Efficient RGB-D Scene Understanding via Multi-task Adaptive Learning and Cross-dimensional Feature Guidance¶

Conference: CVPR 2026 arXiv: 2603.07570 Code: N/A Area: RGB-D Scene Understanding / Multi-task Learning / Panoptic Segmentation Keywords: multi-task learning, RGB-D fusion, panoptic segmentation, adaptive loss, cross-dimensional guidance

TL;DR¶

This paper proposes an efficient RGB-D multi-task scene understanding network. A partial-channel convolution fusion encoder reduces FLOPs to 1/16 of standard convolution. A Normalized Focus Channel Layer (NFCL) and a Context Feature Interaction Layer (CFIL) enable cross-dimensional feature guidance. A batch-level multi-task adaptive loss dynamically balances five tasks. The method achieves 49.82 mIoU on NYUv2 at 20.33 FPS, which is 24% faster than EMSAFormer.

Background & Motivation¶

Background: Robotic scene understanding requires simultaneous execution of multiple tasks including semantic segmentation, instance segmentation, orientation estimation, panoptic segmentation, and scene classification. RGB-D data fusion has become the mainstream solution, yet efficiently fusing two modalities while jointly optimizing multiple tasks remains an open problem.

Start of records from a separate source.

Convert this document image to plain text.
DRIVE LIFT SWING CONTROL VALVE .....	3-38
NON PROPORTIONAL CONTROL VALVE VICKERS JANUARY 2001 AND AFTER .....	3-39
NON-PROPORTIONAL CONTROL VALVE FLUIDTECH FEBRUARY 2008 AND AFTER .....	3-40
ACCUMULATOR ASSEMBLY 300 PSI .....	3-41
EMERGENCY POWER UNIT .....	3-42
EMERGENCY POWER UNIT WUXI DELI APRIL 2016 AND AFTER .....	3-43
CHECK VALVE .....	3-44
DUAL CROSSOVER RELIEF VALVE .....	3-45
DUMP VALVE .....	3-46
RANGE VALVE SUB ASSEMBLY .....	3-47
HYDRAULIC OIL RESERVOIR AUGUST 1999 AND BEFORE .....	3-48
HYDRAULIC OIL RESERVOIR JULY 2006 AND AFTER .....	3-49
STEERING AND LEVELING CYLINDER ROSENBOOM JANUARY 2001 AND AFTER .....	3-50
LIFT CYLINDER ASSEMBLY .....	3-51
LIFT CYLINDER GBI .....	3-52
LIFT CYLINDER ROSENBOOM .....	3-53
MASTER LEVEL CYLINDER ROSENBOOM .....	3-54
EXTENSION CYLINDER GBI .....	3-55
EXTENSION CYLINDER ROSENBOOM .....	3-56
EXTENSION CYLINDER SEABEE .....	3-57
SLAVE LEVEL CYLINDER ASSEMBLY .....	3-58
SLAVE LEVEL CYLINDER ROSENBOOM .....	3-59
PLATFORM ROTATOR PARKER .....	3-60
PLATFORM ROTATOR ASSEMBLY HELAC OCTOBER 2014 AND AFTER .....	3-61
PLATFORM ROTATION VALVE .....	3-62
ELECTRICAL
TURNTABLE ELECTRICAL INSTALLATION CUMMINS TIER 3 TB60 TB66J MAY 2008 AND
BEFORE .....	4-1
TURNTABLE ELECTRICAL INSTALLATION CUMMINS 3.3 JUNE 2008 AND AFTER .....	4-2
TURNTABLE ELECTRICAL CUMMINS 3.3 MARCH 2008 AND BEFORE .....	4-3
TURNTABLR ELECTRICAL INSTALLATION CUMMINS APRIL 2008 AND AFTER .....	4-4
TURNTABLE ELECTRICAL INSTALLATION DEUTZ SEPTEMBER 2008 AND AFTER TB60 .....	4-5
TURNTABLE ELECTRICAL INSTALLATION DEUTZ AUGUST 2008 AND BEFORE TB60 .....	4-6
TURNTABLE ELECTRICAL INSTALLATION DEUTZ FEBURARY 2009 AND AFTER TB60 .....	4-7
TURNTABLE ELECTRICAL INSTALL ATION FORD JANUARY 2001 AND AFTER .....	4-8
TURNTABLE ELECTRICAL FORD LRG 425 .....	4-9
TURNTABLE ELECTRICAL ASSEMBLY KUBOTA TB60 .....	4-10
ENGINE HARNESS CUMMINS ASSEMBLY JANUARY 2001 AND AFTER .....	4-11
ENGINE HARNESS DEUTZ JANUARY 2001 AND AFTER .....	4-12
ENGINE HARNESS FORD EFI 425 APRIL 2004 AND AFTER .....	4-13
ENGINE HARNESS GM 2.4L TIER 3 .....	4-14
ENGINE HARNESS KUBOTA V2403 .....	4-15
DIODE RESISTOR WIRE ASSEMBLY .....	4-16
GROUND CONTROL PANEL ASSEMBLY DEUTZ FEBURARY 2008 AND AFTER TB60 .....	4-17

Limitations of Prior Work: (1) Dual-encoder architectures (e.g., EMSANet) incur high computational costs and underutilize inter-modal complementary information; (2) Transformer-based encoders (e.g., EMSAFormer with Swin v2) involve intensive matrix operations and frequent memory access, limiting inference to 16 FPS; (3) MLP decoder structures are simple and efficient but susceptible to noise from shallow features; (4) Fixed multi-task loss weights cannot adapt to the dynamic changes in task learning throughout training.

Key Challenge: The trade-off between multi-task performance and inference speed — how to substantially improve inference efficiency without sacrificing task accuracy.

Goal: Design an efficient RGB-D multi-task network that simultaneously addresses modality fusion efficiency, the shallow-feature misleading problem in MLP decoders, and dynamic balancing of multi-task loss weights.

Key Insight: Exploiting channel feature redundancy — applying convolution to only 1/4 of channels suffices to achieve full-channel performance, substantially reducing FLOPs and memory access.

Core Idea: Partial-channel convolution for efficient RGB-D fusion + cross-dimensional feature guidance for enhanced shallow representations + batch-level adaptive loss for dynamic multi-task balancing.

Method¶

Overall Architecture¶

The network accepts 4-channel RGBD input and extracts features through a single fusion encoder (based on FasterNet-M, 4 stages with 3/4/18/3 fusion blocks per stage). Encoder outputs are distributed to three branches: (1) a scene classification head (fully connected layers); (2) a semantic segmentation decoder (MLP + NFCL + CFIL, producing pixel-wise semantic labels); and (3) an instance segmentation decoder (three-layer non-bottleneck 1D modules outputting instance centers, offsets, and orientations). Semantic segmentation provides foreground masks to instance segmentation, and their combination forms panoptic segmentation. During training, a multi-task adaptive loss dynamically adjusts per-task learning weights.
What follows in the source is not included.